As one of the newest members of the amateur MMA team at Xtreme Couture in Las Vegas, Max Rohskopf has surrounded himself with some of the best in the sport.
With the help of his mentor Sean Spangler, who made a few phone calls, including one to Xtreme Couture coach Robert Follis, Rohskopf was invited to train at the gym while in visiting Vegas for the IBJJF American Nationals in July.
“When he came to pro practice, they were very impressed with what they saw,” Spangler, who is currently the head instructor at Spangler Brazilian Jiu Jitsu Academy in Apex, N.C, said.
“Robert even sent me a text, saying ‘lots of potential’.”
Getting the invitation to permanently join a team founded by six-time UFC Champion and UFC Hall of Famer Randy Couture is a testament to what coaches saw from Rohskopf during that visit.

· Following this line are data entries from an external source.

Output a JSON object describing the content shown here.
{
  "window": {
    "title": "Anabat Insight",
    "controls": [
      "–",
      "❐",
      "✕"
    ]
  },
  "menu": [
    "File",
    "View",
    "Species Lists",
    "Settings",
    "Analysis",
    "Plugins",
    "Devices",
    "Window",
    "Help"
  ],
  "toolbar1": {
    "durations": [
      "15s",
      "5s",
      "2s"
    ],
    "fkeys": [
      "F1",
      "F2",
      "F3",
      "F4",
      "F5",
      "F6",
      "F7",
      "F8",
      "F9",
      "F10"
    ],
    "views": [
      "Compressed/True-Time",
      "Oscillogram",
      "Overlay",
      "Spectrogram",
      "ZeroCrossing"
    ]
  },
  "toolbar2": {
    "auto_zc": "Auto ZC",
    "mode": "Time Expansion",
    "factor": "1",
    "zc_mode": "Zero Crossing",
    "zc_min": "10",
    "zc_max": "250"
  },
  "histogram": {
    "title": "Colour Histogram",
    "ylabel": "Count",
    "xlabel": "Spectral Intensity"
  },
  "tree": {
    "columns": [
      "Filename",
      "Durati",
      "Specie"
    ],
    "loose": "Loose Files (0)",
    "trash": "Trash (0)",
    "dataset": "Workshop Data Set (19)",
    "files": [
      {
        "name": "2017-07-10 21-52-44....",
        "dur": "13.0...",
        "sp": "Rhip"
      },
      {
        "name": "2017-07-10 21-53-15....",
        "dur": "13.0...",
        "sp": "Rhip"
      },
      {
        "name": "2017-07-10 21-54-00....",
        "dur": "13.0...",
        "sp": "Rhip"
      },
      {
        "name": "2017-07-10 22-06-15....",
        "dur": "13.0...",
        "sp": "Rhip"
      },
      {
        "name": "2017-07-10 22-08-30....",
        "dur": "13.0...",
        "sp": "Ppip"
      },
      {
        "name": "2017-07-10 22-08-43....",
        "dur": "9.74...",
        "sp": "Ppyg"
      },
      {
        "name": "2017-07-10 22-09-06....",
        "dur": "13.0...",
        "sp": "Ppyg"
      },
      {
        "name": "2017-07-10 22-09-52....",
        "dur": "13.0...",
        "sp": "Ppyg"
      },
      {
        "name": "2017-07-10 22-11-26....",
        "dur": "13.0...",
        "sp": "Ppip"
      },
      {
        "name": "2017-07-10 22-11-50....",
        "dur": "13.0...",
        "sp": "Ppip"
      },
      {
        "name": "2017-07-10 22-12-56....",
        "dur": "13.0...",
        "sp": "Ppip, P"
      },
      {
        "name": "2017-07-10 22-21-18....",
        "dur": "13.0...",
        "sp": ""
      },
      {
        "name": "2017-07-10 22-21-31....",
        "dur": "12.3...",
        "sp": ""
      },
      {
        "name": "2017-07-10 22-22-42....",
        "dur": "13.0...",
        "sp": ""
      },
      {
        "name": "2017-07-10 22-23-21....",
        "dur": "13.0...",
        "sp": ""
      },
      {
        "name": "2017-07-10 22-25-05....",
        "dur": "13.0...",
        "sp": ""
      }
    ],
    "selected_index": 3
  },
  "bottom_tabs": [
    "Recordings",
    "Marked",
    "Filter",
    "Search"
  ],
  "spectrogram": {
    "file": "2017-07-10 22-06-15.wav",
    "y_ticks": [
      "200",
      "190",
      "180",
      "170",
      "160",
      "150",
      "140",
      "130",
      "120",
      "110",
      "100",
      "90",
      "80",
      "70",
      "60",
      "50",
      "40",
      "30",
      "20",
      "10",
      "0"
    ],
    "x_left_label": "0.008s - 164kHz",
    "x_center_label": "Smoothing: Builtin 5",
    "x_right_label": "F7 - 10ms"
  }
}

“It gave me a lot of confidence going out there and training with them,” Rohskopf said.
“After training with their guys and them seeing what I can do, they’re excited and I can tell they’re confident in my abilities.”
Rohskopf received interest from other gyms, including American Kickboxing Academy, home of former UFC champions Daniel Cormier, Cain Velasquez and Luke Rockhold.
Ultimately, he decided on joining Xtreme Couture full time because of its proven track record of success with college wrestlers.
“It’s a gym for wrestlers and for submission grappling guys,” Rohskopf said.
“They have a good system where you can take someone with a college wrestling background and make them really good. I think that gym is going to fit me very well.”
Now that he has settled in with the team at Xtreme Couture, Rohskopf has booked his first amateur fight, an Oct. 7 bout in Las Vegas for King of the Cage, a MMA promotion based in Southern California.
His plan is to take one or two amateur fights and immediately turn pro, believing he can get professional fights, as some of the top professional promoterss are aware of who he is.
“I think people know me well enough now (from college wrestling),” Rohskopf said.
“I know for a fact (Bellator MMA President) Scott Coker knows who I am. Between him and Sean Spangler, I know that a lot of people who work for the UFC know who I am already. With the connections I have, it’s just a matter of getting that first amateur fight in and going from there.”
Now as Rohskopf’s MMA career is about to begin, he has his sights set on working his way to achieving his goals.
“The number one thing is I want to be a world champion,” Rohskopf said.
“In the two sports I’ve taken most serious, I wasn’t able to be the best in the world. I want to headline a big card. I want to have a huge fight in a venue like Madison Square Garden or T-Mobile Arena, because I love the spotlight.”
Just as important to Rohskopf as athletic success is his ability to support his family, which has always supported him in his career and dreams.
“A short-term goal of mine is to be able to make enough money within the next year-and-a-half, two years to where if my little brother doesn’t want to wrestle in college, and if he just wants to start working or training MMA full-time like I am, he can do that,” Rohskopf said.
“My mom gave everything she had to make sure I had everything that she could provide, to give me all the resources I needed to be successful at wrestling and now MMA. I want her to be able to retire; I don’t want her work anymore. I want her to be able to travel and do everything that she’s wanted to do.”
Now a part of a team with great coaches and training partners, Rohskopf has put himself in a situation where he has the chance to achieve those goals one day.
Ultimately, fighting comes down to the mental aspect, and that will play a large role into whether he achieves his dreams in MMA.
“He has the right people in his corner. He has the right training partners. He’s in the right part of the country. He’s not the type of guy to get into drugs or get into gambling — I know that from spending time with him,” Spangler said.
“I think he’s going to do great things. He’s got everything at his disposal. I think ultimately it’s going to come back to his head. How is he going to mentally get through this whole thing? Because it is a mental game.”
Editor’s Note: This is the third of a three-part series from David Kehrli chronicling Max Rohskopf’s initial steps in forging a career in MMA competition.